I am still waiting to see the student evaluations but my hunch is that several students did not like the blog assignment. A large number of the intro students waited until nearly the end of the term before really engaging with the articles linked by the blog. I still think there was some value added, but my hope had been that the blog articles would work to stimulate more vigorous in-class discussions.
My general sense is that the blog works much better than just telling students to get a newspaper subscription (which is how my professors used to incorporate current events). Students seem to want to be pointed toward specific articles, particularly at the Introductory level. In my seminar, the students requested that I add links to specific items they had read on line and wanted to comment on.
WikiAn alternative to using a "pointer blog" is to create a class wiki. A wiki, if you haven't heard, is a collaborative on-line document. I think of a blog as a either a medium which broadcasts from one/few to many; or which allows an individual to point readers to other sites. A wiki is a medium which seeks to bring many authors together to create a single, relatively stable product. A group blog can simulate a wiki, but a group blog is oriented toward freqent posting of new items, whereas a wiki generates relatively stable pages which will have minor edits over time.
I used class wikis at
Mount Holyoke with some success. The wiki project mainly involved asking students to create their own class glossary for complex terms from the assigned readings. The software for the program was part of the open source (
Sakai)
courseware used by Mount Holyoke. If one does not have a wiki option in their courseware, then
Google Docs (see
previous post) can be used to achieve the same essential objectives.
The assignment worked best in my political economy seminar on "Developmental States," but there were also very positive results in my "Global Poverty and Property" class. I think the number of terms that students have to master for an upper level political economy seminar makes the idea of a collaborative glossary appealing.
The assignment design that I used was to break the students into groups for each term. In one class, I first assigned one term to a single student, the next week I assigned a new term to groups of two students; the following week I assigned a new term to a group of three students, etc... The gradual approach worked reasonably well in acclimating students to the demands of collaborative on-line assignments. The main issue in designing the assignment was avoiding the free-rider problem. Of course, since it is possible to view each student's edits in the wiki, it is rather evident who did what to contribute if the students all collaborate from separate locations.
Students were also asked to list a few key pages from the reading where the term is used and to provide anecdotes in plain english to make the definitions clear. The reason for this was to discourage students from basically mimicing a definition from Wikipedia or another on-line source. As entries were finalized, I would send e-mails asking for additional details if needed.

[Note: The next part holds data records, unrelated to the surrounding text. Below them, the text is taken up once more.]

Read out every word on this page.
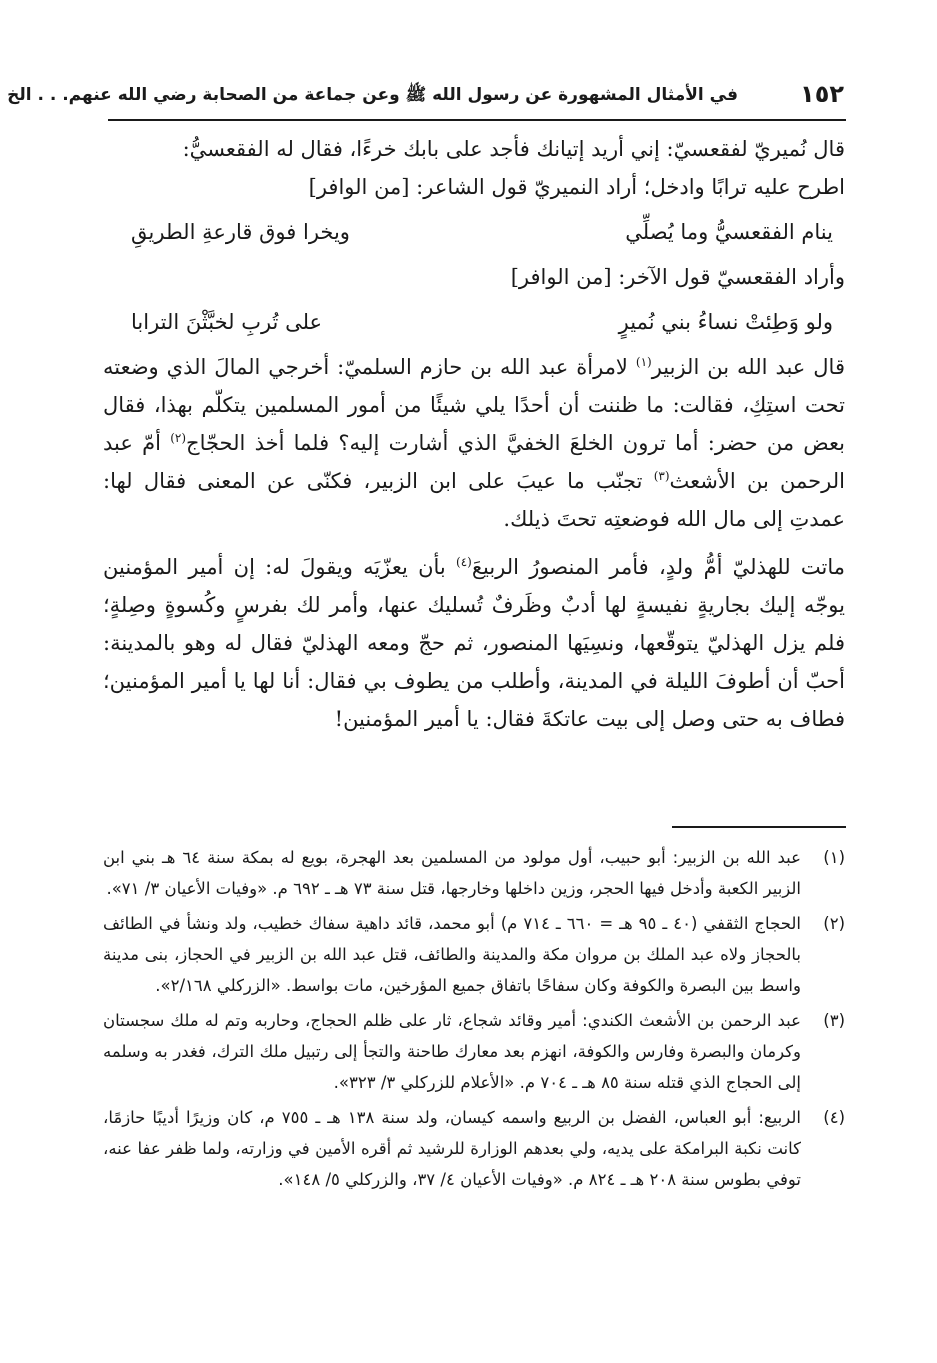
١٥٢
في الأمثال المشهورة عن رسول الله ﷺ وعن جماعة من الصحابة رضي الله عنهم. . . الخ

قال نُميريّ لفقعسيّ: إني أريد إتيانك فأجد على بابك خرءًا، فقال له الفقعسيُّ:
اطرح عليه ترابًا وادخل؛ أراد النميريّ قول الشاعر: [من الوافر]

ينام الفقعسيُّ وما يُصلِّي
ويخرا فوق قارعةِ الطريقِ

وأراد الفقعسيّ قول الآخر: [من الوافر]

ولو وَطِئتْ نساءُ بني نُميرٍ
على تُربِ لخبَّثْنَ الترابا

قال عبد الله بن الزبير$^{(١)}$ لامرأة عبد الله بن حازم السلميّ: أخرجي المالَ الذي وضعته تحت استِكِ، فقالت: ما ظننت أن أحدًا يلي شيئًا من أمور المسلمين يتكلّم بهذا، فقال بعض من حضر: أما ترون الخلعَ الخفيَّ الذي أشارت إليه؟ فلما أخذ الحجّاج$^{(٢)}$ أمّ عبد الرحمن بن الأشعث$^{(٣)}$ تجنّب ما عيبَ على ابن الزبير، فكنّى عن المعنى فقال لها: عمدتِ إلى مال الله فوضعتِه تحتَ ذيلك.

ماتت للهذليّ أمُّ ولدٍ، فأمر المنصورُ الربيعَ$^{(٤)}$ بأن يعزّيَه ويقولَ له: إن أمير المؤمنين يوجّه إليك بجاريةٍ نفيسةٍ لها أدبٌ وظَرفٌ تُسليك عنها، وأمر لك بفرسٍ وكُسوةٍ وصِلةٍ؛ فلم يزل الهذليّ يتوقّعها، ونسِيَها المنصور، ثم حجّ ومعه الهذليّ فقال له وهو بالمدينة: أحبّ أن أطوفَ الليلة في المدينة، وأطلب من يطوف بي فقال: أنا لها يا أمير المؤمنين؛ فطاف به حتى وصل إلى بيت عاتكةَ فقال: يا أمير المؤمنين!

(١)
عبد الله بن الزبير: أبو حبيب، أول مولود من المسلمين بعد الهجرة، بويع له بمكة سنة ٦٤ هـ بني ابن الزبير الكعبة وأدخل فيها الحجر، وزين داخلها وخارجها، قتل سنة ٧٣ هـ ـ ٦٩٢ م. «وفيات الأعيان ٣/ ٧١».
(٢)
الحجاج الثقفي (٤٠ ـ ٩٥ هـ = ٦٦٠ ـ ٧١٤ م) أبو محمد، قائد داهية سفاك خطيب، ولد ونشأ في الطائف بالحجاز ولاه عبد الملك بن مروان مكة والمدينة والطائف، قتل عبد الله بن الزبير في الحجاز، بنى مدينة واسط بين البصرة والكوفة وكان سفاحًا باتفاق جميع المؤرخين، مات بواسط. «الزركلي ٢/١٦٨».
(٣)
عبد الرحمن بن الأشعث الكندي: أمير وقائد شجاع، ثار على ظلم الحجاج، وحاربه وتم له ملك سجستان وكرمان والبصرة وفارس والكوفة، انهزم بعد معارك طاحنة والتجأ إلى رتبيل ملك الترك، فغدر به وسلمه إلى الحجاج الذي قتله سنة ٨٥ هـ ـ ٧٠٤ م. «الأعلام للزركلي ٣/ ٣٢٣».
(٤)
الربيع: أبو العباس، الفضل بن الربيع واسمه كيسان، ولد سنة ١٣٨ هـ ـ ٧٥٥ م، كان وزيرًا أديبًا حازمًا، كانت نكبة البرامكة على يديه، ولي بعدهم الوزارة للرشيد ثم أقره الأمين في وزارته، ولما ظفر عفا عنه، توفي بطوس سنة ٢٠٨ هـ ـ ٨٢٤ م. «وفيات الأعيان ٤/ ٣٧، والزركلي ٥/ ١٤٨».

All terms had to be complete either one or two days before the actual class session -- so that students could use the glossary while doing their readings for the class. Since the end product is displayed to the entire class, edited by the professor, and used by classmates to study for exams, the quality of the work was impressive. Some students even added photos, charts, equations, etc.
Of course, the demands on the professor's time is rather intense, so it is a daunting undertaking. I don't believe in just using technology for the sake of it, but it might be a useful exercise in my "
Politics of Development" course next term, because that course requires students to master a wide range of terms and concepts in order to engage the broader developmental discourse.